According to the online poll of more than 170 ASQ members in the health care quality profession, 78 percent said improving workflow efficiency is the No. 1 way organizations can improve the quality of health care technology implementation. Seventy-one percent say the priority should be nurturing strong organizational leaders who champion health care technology initiatives.  The North American health care information technology market is forecast to reach $31.3 billion by 2017, increasing from $21.9 billion in 2012, according to recent studies.

Survey participants also ranked the following technologies as having the most impact on patient experience and care coordination:

  • Incorporation of wearable sensors, remote patient monitoring and other caregiver collaboration tools (71 percent)
  • Smart phones, tablets and applications providing a wealth of information for physicians and other clinicians (69 percent)
  • Online communications along every step of patient process (e.g., website, registration, payment) (69 percent)


Hurdles to Technology Implementation

Many of the factors that improve health care technology also have hurdles that make implementation prohibitive. Survey respondents said the following hurdles are “very difficult” to overcome by health care organizations as they work to implement technology that will improve quality, efficiency and reduce cost.

  • Resistance to change from physicians and staff due to perceived impact on time/workflow and unwillingness to learn new skills (70 percent)
  • High costs of implementing IT infrastructure and services and unproven return on investment (64 percent)
  • Problems with complex new devices, poor interface between multiple technologies and the haphazard introduction of new devices that could cause patient errors (61 percent)

“We in health care know that there are always drawbacks to technology. While not a panacea, technology can help engage patients, increase access to care, help improve safety, and make data collection easier,” said Susan Peiffer, chair of ASQ’s Healthcare Division and performance improvement specialist at Hospital Sisters Health System (HSHS) Western Wisconsin Division.
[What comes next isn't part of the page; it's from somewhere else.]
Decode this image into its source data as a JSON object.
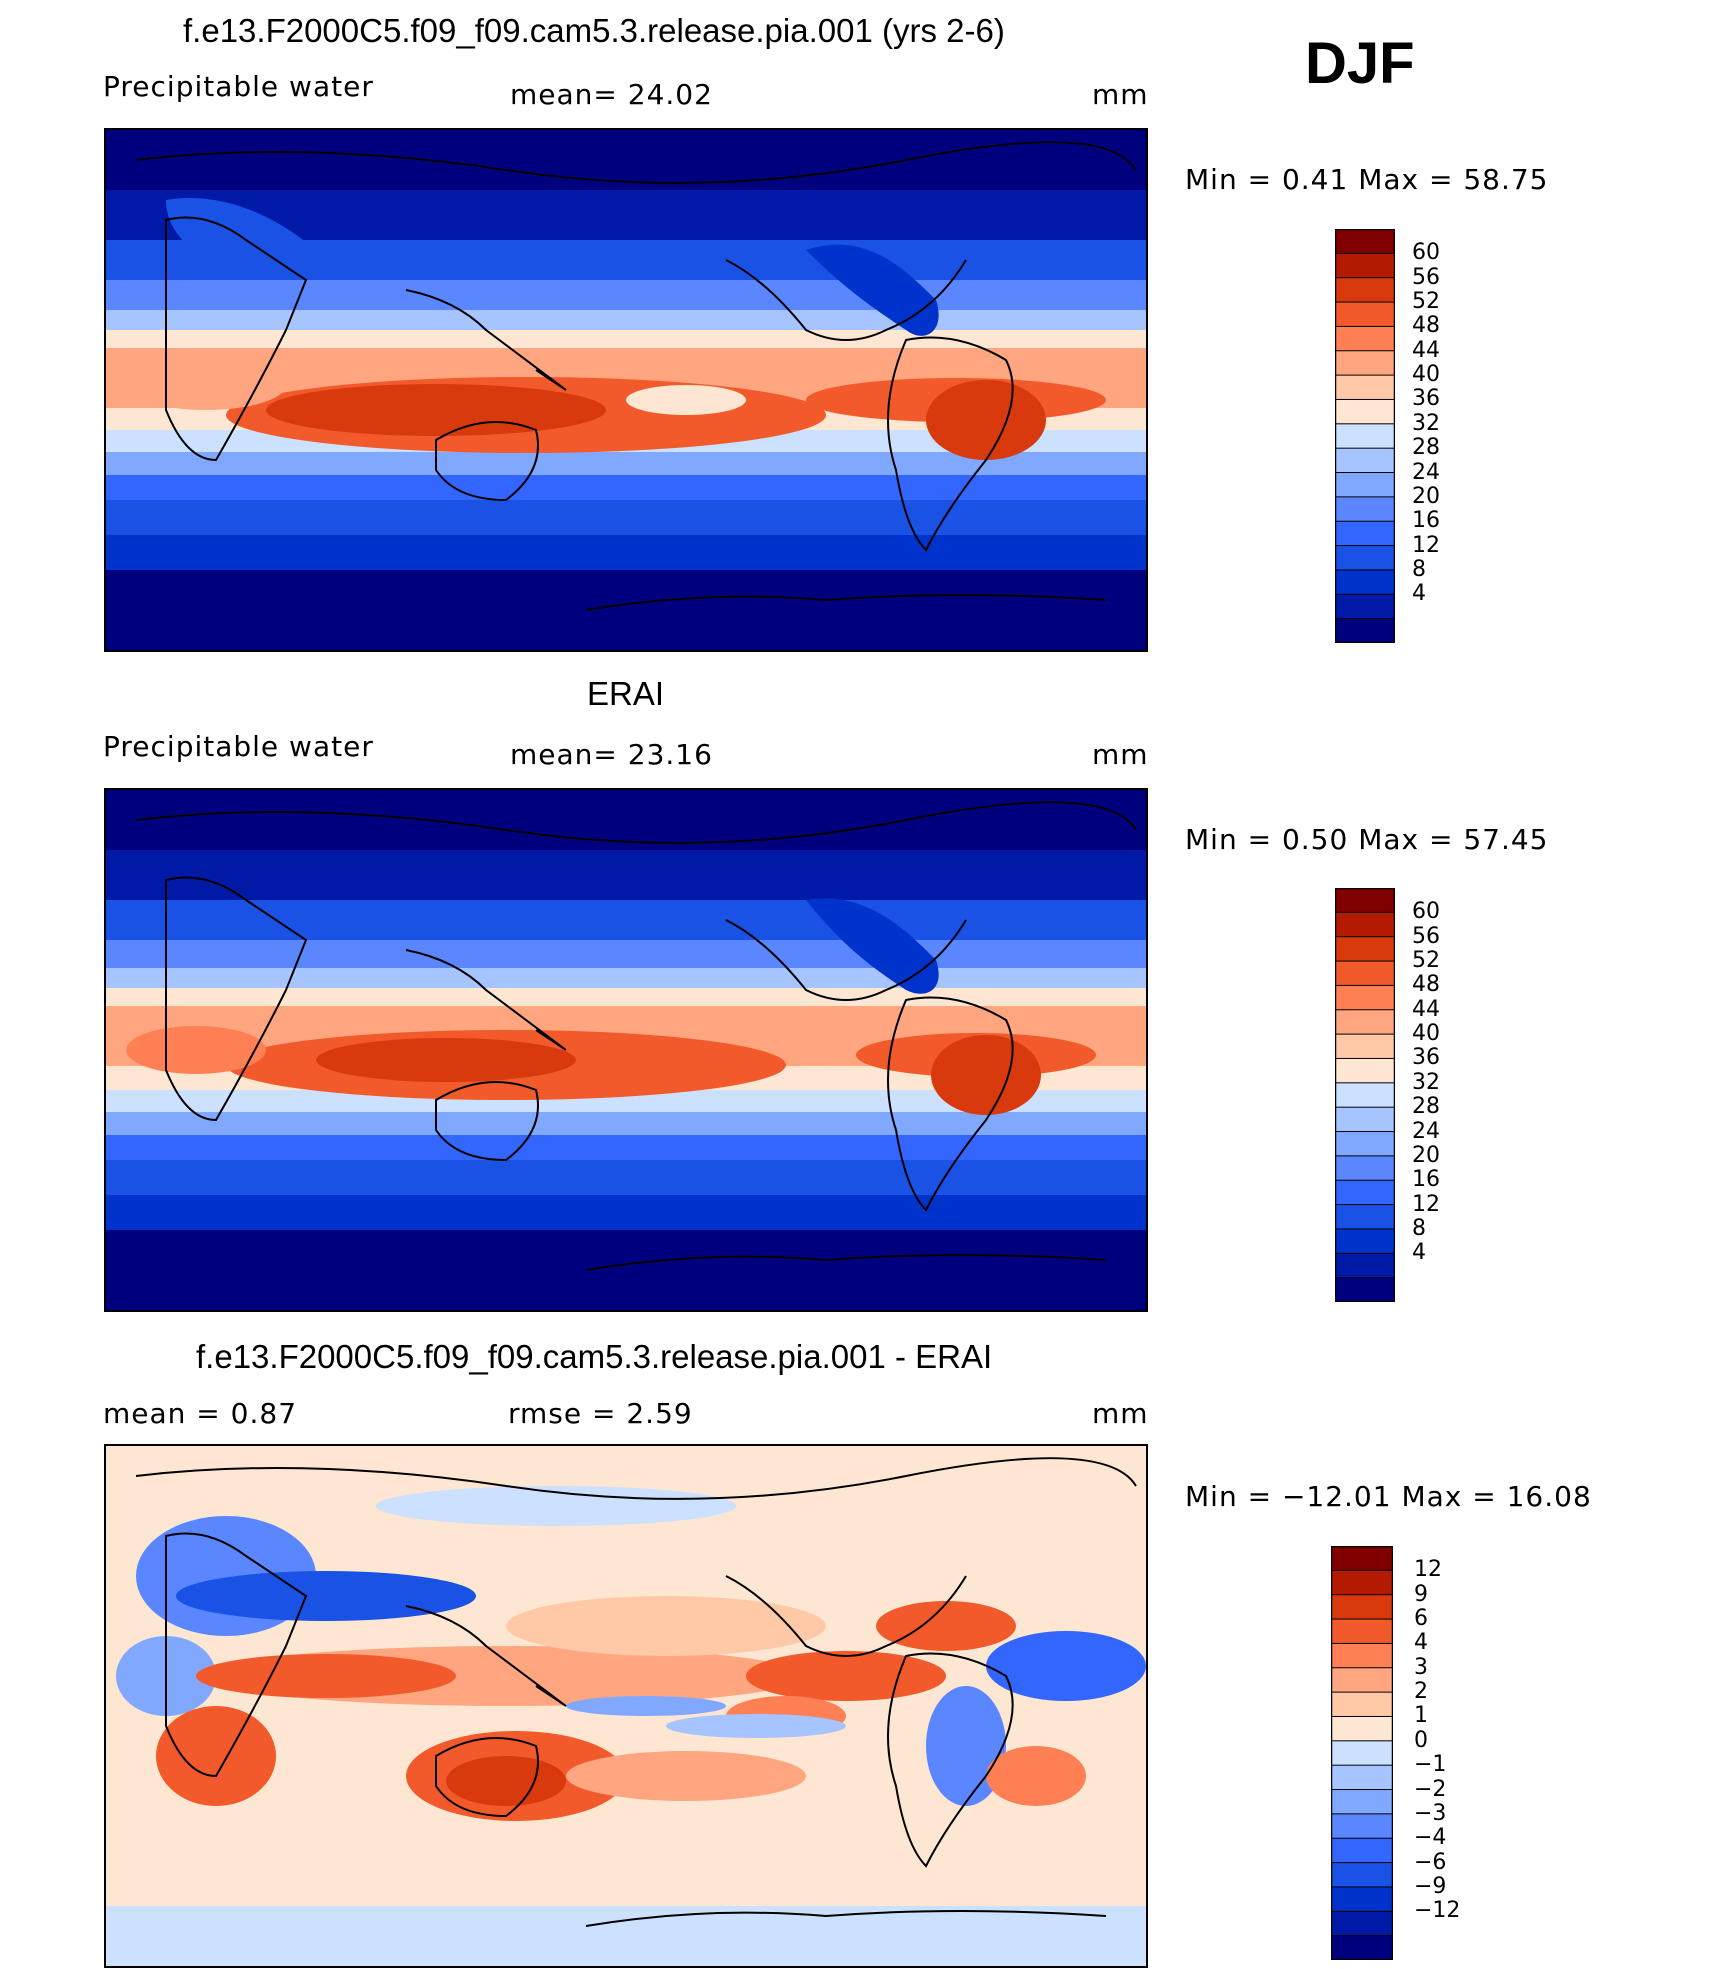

Respondents surveyed ranked the following aspects of health care technology as having the greatest impact on reducing the overall cost to the organization and maximizing the organization’s return on investment.

  • Remote patient monitoring reducing the need for office visits and improving patient compliance (69 percent)
  • Patient engagement platforms that encourage patients to get more involved in the long-term management of their own health conditions (68 percent)
  • Electronic medical record/electronic health records that eliminate time-consuming tasks (68 percent)

Other possible quality improvement solutions offered by respondents to strengthen the use of technology within health care organizations include:

  • Embed a quality expert into every department in order to learn user needs before determining what type of technology is implemented. If users are involved, they are more likely to have a positive view of the change instead of feeling like it’s another problem added to their workload.
  • Improve available software with easier navigation, more detailed organization of medical record types, more widespread use of file transfer protocol (FTP) servers and the ability to upload records to requesting facilities as well as a universal notification system indicating the status of a medical record.
  • Create healthcare apps for the use of professionals, e.g., a medication calculator, implementing clinical pathways on mobile apps that can be easily used by doctors, and medication reconciliation can also be done via technology.
  • Use voice of the customer techniques to better fit improvement approaches to the stakeholders who are being asked to change.

“Just as technology continues to evolve, we will continue to improve how we use technology and how we integrate it into our interactions with patients,” Peiffer said.

ASQ quality improvement experts work in a diverse range of healthcare organizations from hospitals to public health departments. Quality improvement methods have proven increasingly successful in health care organizations.